Итак, на определенном отрезке моей жизни события повседневные соединились с историческими. Точнее говоря, и те, и другие стали вдруг менять свое качество и обращаться в собственную противоположность. Эта странная диалектика возникает в тот момент, когда человека выносит на гребень исторической волны (за этой метафорой я всегда вижу скольжение на серфинге — столь же захватывающее, сколь небезопасное). Мировая история становится его личной повседневностью и, наоборот, события его частной жизни приобретают исторический характер. Как выразились бы авторы минувшего века, в такие времена реальность начинает казаться сном. И это касалось не только одного меня.
В то необычное время граница между реальным и нереальным была проходима в обе стороны. Своего пика это явление достигло незадолго до Косовской войны. Простодушный ковбой и ценитель женщин, игравший в свободное время на саксофоне, взвалил на себя нелегкое бремя творить историю. Цельность его образа была почти литературной. Он мог показаться мистификацией, писательским вымыслом, персонажем эротического романа, всем, чем угодно, кроме одного: того, чем он был. Он был американским президентом.
Но этим загадки эпохи не ограничивались. Не менее примечательной личностью был его русский коллега, подорвавший здоровье неумеренным потреблением алкоголя. Большую часть времени он проводил в одной из московских клиник (наши газеты называли его русским пациентом) и давал оттуда указания тихим голосом.
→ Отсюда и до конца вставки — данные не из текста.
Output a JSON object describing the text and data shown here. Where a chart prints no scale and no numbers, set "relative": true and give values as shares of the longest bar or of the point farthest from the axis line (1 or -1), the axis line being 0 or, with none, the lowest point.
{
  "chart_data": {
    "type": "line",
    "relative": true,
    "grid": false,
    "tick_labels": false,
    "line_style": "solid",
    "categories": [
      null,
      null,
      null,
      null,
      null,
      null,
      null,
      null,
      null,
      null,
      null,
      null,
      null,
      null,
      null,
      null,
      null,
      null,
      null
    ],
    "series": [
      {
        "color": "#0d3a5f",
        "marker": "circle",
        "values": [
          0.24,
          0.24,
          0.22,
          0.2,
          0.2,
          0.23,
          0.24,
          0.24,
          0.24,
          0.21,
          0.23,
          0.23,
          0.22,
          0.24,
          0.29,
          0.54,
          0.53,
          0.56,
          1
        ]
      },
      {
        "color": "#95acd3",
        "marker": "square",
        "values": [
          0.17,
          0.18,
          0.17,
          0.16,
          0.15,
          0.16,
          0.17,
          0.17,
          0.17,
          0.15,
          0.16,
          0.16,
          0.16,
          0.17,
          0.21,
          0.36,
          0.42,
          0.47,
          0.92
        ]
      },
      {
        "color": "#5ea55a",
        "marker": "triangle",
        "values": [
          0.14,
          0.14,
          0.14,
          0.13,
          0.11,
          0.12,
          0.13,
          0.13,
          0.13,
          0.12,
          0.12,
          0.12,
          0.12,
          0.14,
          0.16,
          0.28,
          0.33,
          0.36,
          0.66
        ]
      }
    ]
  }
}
Подробности сигарного скандала, наряду с медицинскими сводками из Москвы, украшали первые полосы газет. Благодаря обильно поступавшей информации широкие слои населения — от учеников младших классов до близких мне обитателей домов престарелых — могли вынести квалифицированное суждение как об оральном сексе, так и о последствиях коронарного шунтирования.
В отличие от спокойно лежавшего русского президента, американский метался в поисках выхода. Начинали раздаваться опасения, что в результате пережитых волнений американцу суждено повторить клинический путь русского коллеги. К началу войны обе стороны неожиданно выказали намерение поменяться ролями. Прежде жизнерадостный американский президент находился на пределе нервного истощения, в то время как его недужный русский коллега почувствовал себя чуть бодрее. Впрочем, полная симметрия вряд ли была здесь возможна: несмотря на подаваемые признаки жизни, оральный секс для русского президента полностью исключался. В этом отношении мировая общественность была за него спокойна.
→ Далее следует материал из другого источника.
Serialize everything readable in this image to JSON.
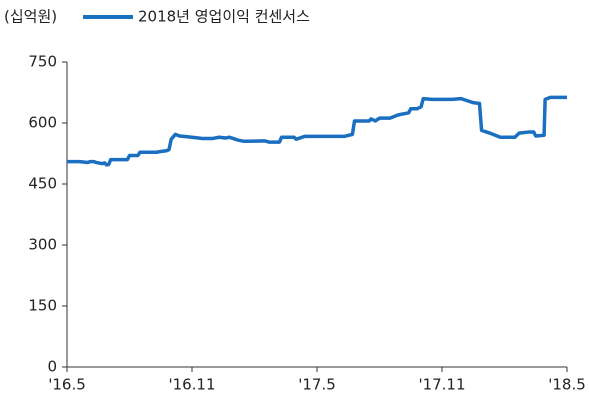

Когда исторические события начинают напоминать вымысел, неброская фикциональность моего Ich-Erzählung не выглядит столь уж вызывающей. В какой-то степени она нейтрализует водевильную окраску действительности, напоминая о невыдуманной драме, которая разыгрывалась тогда. Фантастичность происходившего требует некоторой компенсации, если угодно, реальности, которую способна привнести только литература.